At five o'clock in the morning, when the mountaintops were wreathed with an enchanted halo of purple light, the tractor had been started up. Its cab was heavily armored with steel plates. A large plow was coupled to it. The blades gleamed. The engine rumbled and roared hoarsely.

Twenty minutes before the sun burst through the mountain screen, the tractor had crossed the invisible line, put down a marker, and dug its tusks into the soil of the Camel's Field. As the sun rose, furious machine guns began tickling its steel ribs. Reuven Harish leaned out of his window and addressed the myrtle bushes outside:

"Welcome, Colonel. I knew you'd be back. And here you are."

He was half-asleep.
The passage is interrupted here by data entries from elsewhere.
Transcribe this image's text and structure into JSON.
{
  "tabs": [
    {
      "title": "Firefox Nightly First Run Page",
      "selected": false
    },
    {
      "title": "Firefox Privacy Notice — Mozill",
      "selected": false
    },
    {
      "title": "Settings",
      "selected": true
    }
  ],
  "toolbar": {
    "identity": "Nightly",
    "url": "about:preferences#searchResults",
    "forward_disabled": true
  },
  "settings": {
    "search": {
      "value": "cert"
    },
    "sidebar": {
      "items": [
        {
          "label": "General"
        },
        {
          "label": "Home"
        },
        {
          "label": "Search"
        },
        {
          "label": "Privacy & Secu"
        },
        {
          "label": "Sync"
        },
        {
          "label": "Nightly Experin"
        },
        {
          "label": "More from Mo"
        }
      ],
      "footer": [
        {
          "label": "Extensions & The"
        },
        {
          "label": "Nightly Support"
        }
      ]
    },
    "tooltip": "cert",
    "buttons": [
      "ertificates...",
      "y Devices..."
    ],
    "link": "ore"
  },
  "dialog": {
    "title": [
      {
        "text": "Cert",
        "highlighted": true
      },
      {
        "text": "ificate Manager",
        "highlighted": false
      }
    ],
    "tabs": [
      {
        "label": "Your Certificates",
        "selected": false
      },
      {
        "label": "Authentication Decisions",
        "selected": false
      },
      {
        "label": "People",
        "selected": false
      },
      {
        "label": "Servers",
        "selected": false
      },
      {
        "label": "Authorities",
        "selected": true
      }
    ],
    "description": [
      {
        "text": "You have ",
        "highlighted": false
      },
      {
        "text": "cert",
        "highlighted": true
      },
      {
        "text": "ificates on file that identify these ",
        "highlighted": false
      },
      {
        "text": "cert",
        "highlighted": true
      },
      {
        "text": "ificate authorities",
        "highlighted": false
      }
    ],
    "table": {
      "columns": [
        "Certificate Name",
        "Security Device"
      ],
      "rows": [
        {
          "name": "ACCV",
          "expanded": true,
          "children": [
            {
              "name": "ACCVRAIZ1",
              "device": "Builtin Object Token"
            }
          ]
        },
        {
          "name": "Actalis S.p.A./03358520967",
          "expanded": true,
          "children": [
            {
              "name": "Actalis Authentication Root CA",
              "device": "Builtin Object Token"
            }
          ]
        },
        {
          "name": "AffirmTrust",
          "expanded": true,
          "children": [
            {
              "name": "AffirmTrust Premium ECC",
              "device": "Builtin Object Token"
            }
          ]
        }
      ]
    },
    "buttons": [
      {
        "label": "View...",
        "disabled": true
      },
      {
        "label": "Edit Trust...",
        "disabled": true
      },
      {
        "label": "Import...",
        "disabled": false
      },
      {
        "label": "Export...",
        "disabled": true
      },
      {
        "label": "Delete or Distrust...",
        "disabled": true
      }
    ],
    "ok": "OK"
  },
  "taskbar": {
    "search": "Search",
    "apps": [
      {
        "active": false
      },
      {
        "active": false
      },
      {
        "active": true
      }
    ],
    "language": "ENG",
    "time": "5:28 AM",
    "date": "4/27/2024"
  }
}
For the moment.

It was a limpid blue morning. The fish ponds received the sunlight, transmuted it as water does, and sent out brilliant dashes.

The tractor pivoted on its tracks and began to cut a second furrow, parallel and close to the first. The bursts of machine-gun fire did not affect it. Such pinpricks were beneath its dignity. Solemnly, steadily it proceeded on its straight course. Reuven continued to stand at his window. He bit into an apple. Grimaced. Someone called out to him again to go to the shelter. Reuven asked why. Mundek shouted that everyone was in the shelter, the children, the women and the men who were not on duty.

"What are you waiting for?" he added.

Reuven asked himself the same question but could find no definite answer. He laughed aloud and threw the rest of the apple into the myrtle bushes.

Polished, resplendent, wearing a hat and a spotted tie, and equipped with a walking stick, Herr Berger the tourist stood outside the secretary's office and surveyed the scene about him.